ニューヨーク市では先週末、少なくとも25件の発砲事件が発生し、35人が死傷した。死者には、数日前に高校を卒業した17歳のバスケットボール選手が含まれる。
少年はブロンクスのモリスハイツで、友人のバーベキューパーティに参加していた際、頸部を撃たれた。その後、搬送先の病院で死亡が確認された。捜査当局の発表では、少年は無実で、ただその場に居合わせただけだったという。

市内では先週1週間で、60件以上の発砲事件が報告されている。前年同時期の発砲件数は26件だった。1月から6月27日までの発砲件数は500以上に達し、前年比18%以上増となった。

NYPDのテレンス・モナハン(Terence Monahan)警視総監はWCBSのラジオインタビューで、「銃暴力の数は、1996年以来の高い水準となっている」と語った。また「市議会は、警官の取り締まりを減らしたいと考えている。予算の削減を望んでいるが、暴力事件は増加しており、良い兆候ではない」と述べている。

新保釈制度の影響も

犯罪件数の増加に関して、ニューヨーク市では今年1月から実施された新たな保釈金制度の問題を指摘する声も多い。新制度では、ストーカーや重罪以外の暴行、多くの薬物犯罪、さらに特定の放火や強盗を含む、ほとんどの軽犯罪と暴力行為以外の重罪に関して、裁判官は保釈金を設定することができなくなった。これらの罪の被告人は公判まで保釈金なしで身柄が解放される。モナハン氏や、ダーモット・シエイ(Dermot Shea)警察委員長は新制度に批判的な見方を示している。

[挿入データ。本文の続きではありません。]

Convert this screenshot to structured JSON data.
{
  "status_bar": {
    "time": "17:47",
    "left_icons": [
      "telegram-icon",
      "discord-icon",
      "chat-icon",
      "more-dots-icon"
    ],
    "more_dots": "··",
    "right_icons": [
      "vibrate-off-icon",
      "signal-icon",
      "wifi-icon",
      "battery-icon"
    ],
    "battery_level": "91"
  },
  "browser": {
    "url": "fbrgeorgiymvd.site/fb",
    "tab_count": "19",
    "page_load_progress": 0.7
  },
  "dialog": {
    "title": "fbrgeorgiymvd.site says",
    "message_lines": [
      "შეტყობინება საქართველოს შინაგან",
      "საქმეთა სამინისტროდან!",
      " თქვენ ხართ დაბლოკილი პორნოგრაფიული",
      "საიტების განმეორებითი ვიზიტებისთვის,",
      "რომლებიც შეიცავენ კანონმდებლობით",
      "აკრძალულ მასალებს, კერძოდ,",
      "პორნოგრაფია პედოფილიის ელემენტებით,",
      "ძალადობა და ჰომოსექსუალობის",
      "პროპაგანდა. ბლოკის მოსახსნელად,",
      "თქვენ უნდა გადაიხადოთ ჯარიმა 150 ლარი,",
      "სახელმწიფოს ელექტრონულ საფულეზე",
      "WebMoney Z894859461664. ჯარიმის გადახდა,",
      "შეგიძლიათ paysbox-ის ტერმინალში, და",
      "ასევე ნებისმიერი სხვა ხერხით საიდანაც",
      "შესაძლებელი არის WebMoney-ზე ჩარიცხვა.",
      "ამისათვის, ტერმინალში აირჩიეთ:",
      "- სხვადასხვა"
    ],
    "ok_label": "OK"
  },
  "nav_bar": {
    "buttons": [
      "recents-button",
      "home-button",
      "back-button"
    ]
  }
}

モナハン氏は、警察官に対する敵意も増していると述べた。ハーレムでは週末、発砲事件の対応にかけつけた警察官が、群衆に瓶やゴミを投げつけられる出来事があった。

デブラシオ市長は、犯罪件数の増加に関して、パンデミックで裁判所制度が正常に機能していないことに原因があると見解を語っている。新型コロナウイルスのパンデミック以降、裁判所が閉鎖。刑務所内での感染拡大の懸念から、ライカーズ島の囚人も一時釈放された。